Around him, dozens of others lay dead — never fully formed, or broken apart by magic surges.
But he had survived.
Driven by fear, confusion, and the instinct to live, he stumbled out into the cold, sterile corridors of the castle.
He didn't make it far before collapsing again — but fate had other plans.
Astolfo, Rider of Black, was the first to find him.

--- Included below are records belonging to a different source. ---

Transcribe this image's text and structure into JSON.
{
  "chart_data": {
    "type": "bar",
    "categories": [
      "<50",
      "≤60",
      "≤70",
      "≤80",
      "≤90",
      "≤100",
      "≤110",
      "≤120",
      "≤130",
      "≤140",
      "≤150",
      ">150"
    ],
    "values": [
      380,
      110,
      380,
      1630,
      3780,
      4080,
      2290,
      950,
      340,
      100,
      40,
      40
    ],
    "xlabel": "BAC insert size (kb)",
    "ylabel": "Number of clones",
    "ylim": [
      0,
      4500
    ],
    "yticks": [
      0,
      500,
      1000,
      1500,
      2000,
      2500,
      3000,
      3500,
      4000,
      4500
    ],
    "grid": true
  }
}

His colorful armor glinted in the torchlight, and his eyes widened with a mixture of curiosity and concern.
"Hey there, little guy," he said, kneeling.
"You okay? You look like a newborn deer."
The homunculus tried to speak, but could only groan.
Astolfo gently lifted him and carried him through the halls, until they met Chiron.
The Archer of Black said nothing for a long moment as he observed the shivering figure.
Then he summoned a blanket and medicine, treating the homunculus's minor wounds with quiet efficiency.
"You were not meant to live more than a few years," Chiron explained calmly. "Your life expectancy, by design, is no more than three."
The homunculus looked stricken.
But then, something fierce sparked behind his wide, uncertain eyes.
"Even if that's true… I want to live," he said.
Astolfo smiled. "That's the spirit."
But fate had little time for dreams.
Before long, Celenike found them.
The raven-haired Master of Astolfo stared at the scene with delight.
Her voice slithered across the room like a blade coated in honey.
"My, my… what's this? A traitor with a pet?" she cooed.
Neither Chiron nor Astolfo answered.
Celenike stepped closer, her Command Seals already glowing faintly.
"I should report this to Lord Darnic."
"But I won't."
"Not if you two agree to entertain me instead."
Her meaning was clear.
Disgustingly so.
Astolfo stiffened.
The homunculus blinked, confused… but desperate.
"I'll do it," the homunculus said quickly.
"Please… I just want to live."
Later that night, chains clinked in candlelight.
The room stank of perfume and dread.
Celenike grinned like a devil.
The two captives endured it — for freedom, for survival.
The cost of life was high.
Back in Sighisoara, Riya and Muramasa followed the Revelation's call through the fog-laced streets.
The town felt colder than before.
Harsher.
When they reached the church, what they found chilled them further.
The building had been obliterated.
Burned timbers and shattered stone littered the foundation.
Ash clung to the broken pews.
The holy air that once surrounded it had been scorched clean.
Muramasa bent down, examining the floor.
"No ordinary explosion did this."
"This was targeted magic — destruction meant to silence."
Riya nodded, eyes scanning the ruin.
"Shirou," he muttered. "This was him."
The priest had been too calm.
Too coordinated.
Riya had dismissed him as a sideshow, a background player.
He was wrong.
The real enemy… might not be the Black Faction.
It might be hiding in plain sight.
Riya stood amidst the ruins, staring into the dying embers of a place that once symbolized truth.
And he realized: the war wasn't just about survival anymore.
It was about unmasking the lies beneath it all.
And maybe — just maybe — breaking the chains that bound not just him, but everyone caught in this twisted game.